Li Yu, director of a recent film Lost In Beijing, which has some nudity, said she tried hard to remain positive, even after having being forced to excise several minutes from her movie.

"People who make movies in China understand the situation well, and a lot of them are criticising the system, saying that censorship prevents them from making good movies, which is partly true," Li said. "But I feel the environment is becoming more and more relaxed."

Protecting the People's Republic

The Chinese government does not apply a blanket ban to Hollywood films but ensures they are seen by as few of its citizens as possible. The Pursuit Of Happyness, the new movie starring Will Smith, right, will be screened next month, but only in digital format, meaning its release will be restricted to around 300 cinemas.

By comparison, the distributor for the new Chinese epic The Warlords issued more than 1,000 copies of the film.

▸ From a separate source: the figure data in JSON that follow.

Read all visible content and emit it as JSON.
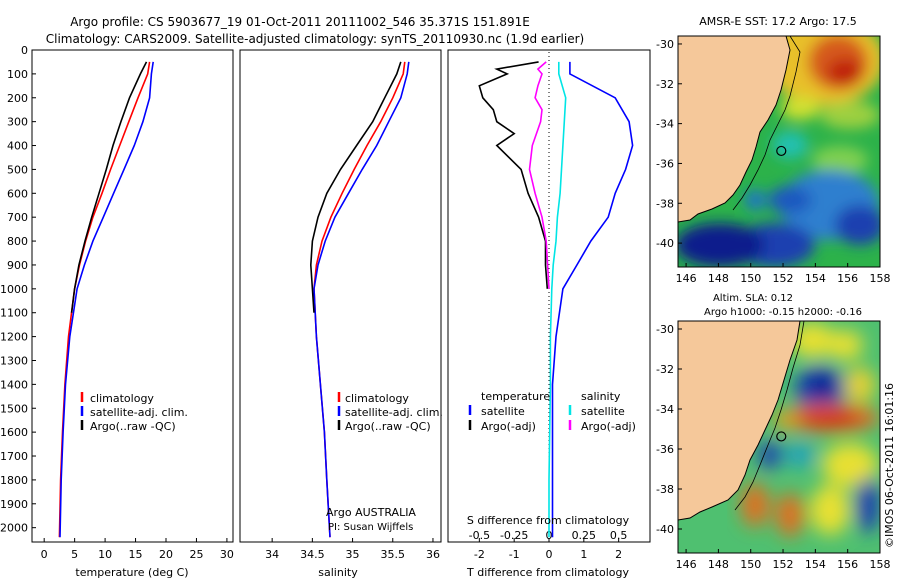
{
  "header": {
    "line1": "Argo profile: CS 5903677_19 01-Oct-2011 20111002_546 35.371S 151.891E",
    "line2": "Climatology: CARS2009. Satellite-adjusted climatology: synTS_20110930.nc (1.9d earlier)"
  },
  "colors": {
    "climatology": "#ff0000",
    "satellite": "#0000ff",
    "argo": "#000000",
    "satellite_s": "#00e5e5",
    "argo_s": "#ff00ff",
    "land": "#f5c89a"
  },
  "chart_data": [
    {
      "name": "temperature-panel",
      "type": "line",
      "xlabel": "temperature (deg C)",
      "xlim": [
        -2,
        31
      ],
      "ylim": [
        2060,
        0
      ],
      "xticks": [
        0,
        5,
        10,
        15,
        20,
        25,
        30
      ],
      "yticks": [
        0,
        100,
        200,
        300,
        400,
        500,
        600,
        700,
        800,
        900,
        1000,
        1100,
        1200,
        1300,
        1400,
        1500,
        1600,
        1700,
        1800,
        1900,
        2000
      ],
      "legend": [
        "climatology",
        "satellite-adj. clim.",
        "Argo(..raw -QC)"
      ],
      "legend_position": "center",
      "series": [
        {
          "name": "climatology",
          "color": "red",
          "depth": [
            50,
            100,
            200,
            300,
            400,
            500,
            600,
            700,
            800,
            900,
            1000,
            1200,
            1400,
            1600,
            1800,
            2040
          ],
          "values": [
            17.3,
            17.0,
            15.4,
            13.9,
            12.4,
            10.9,
            9.5,
            8.0,
            6.8,
            5.8,
            5.0,
            4.0,
            3.4,
            3.0,
            2.7,
            2.5
          ]
        },
        {
          "name": "satellite-adj. clim.",
          "color": "blue",
          "depth": [
            50,
            100,
            200,
            300,
            400,
            500,
            600,
            700,
            800,
            900,
            1000,
            1200,
            1400,
            1600,
            1800,
            2040
          ],
          "values": [
            17.9,
            17.6,
            17.3,
            16.2,
            14.8,
            13.1,
            11.4,
            9.7,
            8.0,
            6.6,
            5.4,
            4.2,
            3.5,
            3.1,
            2.8,
            2.6
          ]
        },
        {
          "name": "Argo(..raw -QC)",
          "color": "black",
          "depth": [
            50,
            100,
            200,
            300,
            400,
            500,
            600,
            700,
            800,
            900,
            1000,
            1100
          ],
          "values": [
            16.8,
            15.8,
            14.0,
            12.6,
            11.3,
            10.2,
            9.0,
            7.8,
            6.7,
            5.7,
            5.0,
            4.5
          ]
        }
      ]
    },
    {
      "name": "salinity-panel",
      "type": "line",
      "xlabel": "salinity",
      "xlim": [
        33.6,
        36.1
      ],
      "ylim": [
        2060,
        0
      ],
      "xticks": [
        34,
        34.5,
        35,
        35.5,
        36
      ],
      "legend": [
        "climatology",
        "satellite-adj. clim.",
        "Argo(..raw -QC)"
      ],
      "legend_position": "center",
      "annotation": [
        "Argo AUSTRALIA",
        "PI: Susan Wijffels"
      ],
      "series": [
        {
          "name": "climatology",
          "color": "red",
          "depth": [
            50,
            100,
            200,
            300,
            400,
            500,
            600,
            700,
            800,
            900,
            1000,
            1200,
            1400,
            1600,
            1800,
            2040
          ],
          "values": [
            35.65,
            35.63,
            35.5,
            35.35,
            35.18,
            35.02,
            34.87,
            34.73,
            34.62,
            34.55,
            34.52,
            34.55,
            34.6,
            34.65,
            34.68,
            34.72
          ]
        },
        {
          "name": "satellite-adj. clim.",
          "color": "blue",
          "depth": [
            50,
            100,
            200,
            300,
            400,
            500,
            600,
            700,
            800,
            900,
            1000,
            1200,
            1400,
            1600,
            1800,
            2040
          ],
          "values": [
            35.7,
            35.68,
            35.6,
            35.45,
            35.3,
            35.12,
            34.95,
            34.78,
            34.66,
            34.57,
            34.52,
            34.55,
            34.6,
            34.65,
            34.68,
            34.72
          ]
        },
        {
          "name": "Argo(..raw -QC)",
          "color": "black",
          "depth": [
            50,
            100,
            200,
            300,
            400,
            500,
            600,
            700,
            800,
            900,
            1000,
            1100
          ],
          "values": [
            35.6,
            35.55,
            35.4,
            35.25,
            35.05,
            34.85,
            34.68,
            34.57,
            34.5,
            34.48,
            34.5,
            34.52
          ]
        }
      ]
    },
    {
      "name": "difference-panel",
      "type": "line",
      "xlabel": "T difference from climatology",
      "xlabel_top": "S difference from climatology",
      "xlim": [
        -2.9,
        2.9
      ],
      "ylim": [
        2060,
        0
      ],
      "xticks_T": [
        -2,
        -1,
        0,
        1,
        2
      ],
      "xticks_S": [
        -0.5,
        -0.25,
        0,
        0.25,
        0.5
      ],
      "legend_T": {
        "title": "temperature",
        "items": [
          "satellite",
          "Argo(-adj)"
        ]
      },
      "legend_S": {
        "title": "salinity",
        "items": [
          "satellite",
          "Argo(-adj)"
        ]
      },
      "series": [
        {
          "name": "temperature satellite",
          "color": "blue",
          "depth": [
            50,
            100,
            200,
            300,
            400,
            500,
            600,
            700,
            800,
            900,
            1000,
            1200,
            1400,
            1600,
            1800,
            2040
          ],
          "values": [
            0.6,
            0.6,
            1.9,
            2.3,
            2.4,
            2.2,
            1.9,
            1.7,
            1.2,
            0.8,
            0.4,
            0.2,
            0.1,
            0.1,
            0.1,
            0.1
          ]
        },
        {
          "name": "temperature Argo(-adj)",
          "color": "black",
          "depth": [
            50,
            80,
            100,
            150,
            200,
            250,
            300,
            350,
            400,
            500,
            600,
            700,
            800,
            900,
            1000
          ],
          "values": [
            -0.3,
            -1.5,
            -1.2,
            -2.0,
            -1.9,
            -1.6,
            -1.5,
            -1.0,
            -1.5,
            -0.8,
            -0.6,
            -0.3,
            -0.1,
            -0.1,
            -0.05
          ]
        },
        {
          "name": "salinity satellite",
          "color": "cyan",
          "depth": [
            50,
            100,
            200,
            300,
            400,
            500,
            600,
            700,
            800,
            900,
            1000,
            1200,
            1400,
            1600,
            1800,
            2040
          ],
          "values": [
            0.07,
            0.07,
            0.12,
            0.11,
            0.1,
            0.09,
            0.08,
            0.06,
            0.05,
            0.03,
            0.02,
            0.01,
            0.01,
            0.005,
            0.0,
            0.0
          ]
        },
        {
          "name": "salinity Argo(-adj)",
          "color": "magenta",
          "depth": [
            50,
            80,
            100,
            150,
            200,
            250,
            300,
            400,
            500,
            600,
            700,
            800,
            900,
            1000
          ],
          "values": [
            -0.02,
            -0.08,
            -0.05,
            -0.08,
            -0.1,
            -0.05,
            -0.06,
            -0.12,
            -0.14,
            -0.1,
            -0.05,
            -0.02,
            -0.01,
            0.0
          ]
        }
      ]
    },
    {
      "name": "sst-map",
      "type": "heatmap",
      "title": "AMSR-E SST: 17.2 Argo: 17.5",
      "xlim": [
        145.5,
        158
      ],
      "ylim": [
        -41.2,
        -29.6
      ],
      "xticks": [
        146,
        148,
        150,
        152,
        154,
        156,
        158
      ],
      "yticks": [
        -30,
        -32,
        -34,
        -36,
        -38,
        -40
      ],
      "argo_position": {
        "lon": 151.891,
        "lat": -35.371
      }
    },
    {
      "name": "sla-map",
      "type": "heatmap",
      "title": "Altim. SLA: 0.12",
      "subtitle": "Argo h1000: -0.15 h2000: -0.16",
      "xlim": [
        145.5,
        158
      ],
      "ylim": [
        -41.2,
        -29.6
      ],
      "xticks": [
        146,
        148,
        150,
        152,
        154,
        156,
        158
      ],
      "yticks": [
        -30,
        -32,
        -34,
        -36,
        -38,
        -40
      ],
      "argo_position": {
        "lon": 151.891,
        "lat": -35.371
      }
    }
  ],
  "footer": {
    "stamp": "©IMOS 06-Oct-2011 16:01:16"
  }
}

The government also imposes quotas on foreign films, allowing only 20 to be screened every year.

Another avenue of censorship is believed to be the deliberate implantation by government agents of viruses on websites that provide online video or download services of films.

The internet is a favoured target of censorship. Specialists estimate there are more than 30,000 censors employed to monitor the world wide web alone. They are equipped with advanced technology to block sensitive sites and sound the alarm when words deemed politically incorrect show up on the screen.

The censorship extends to dissent. Earlier this year the Beijing authorities barred the ownership of any dog over 14 inches high and restricted each family to only one animal.

When retired commerce ministry official Chen Yuhua, who owns a 2ft dog, contested the new rules on the internet, saying they were unreasonable and were being enforced arbitrarily, his posting was banned by the official censors.

Chen is fighting the ban through the Chinese courts, although success is highly unlikely.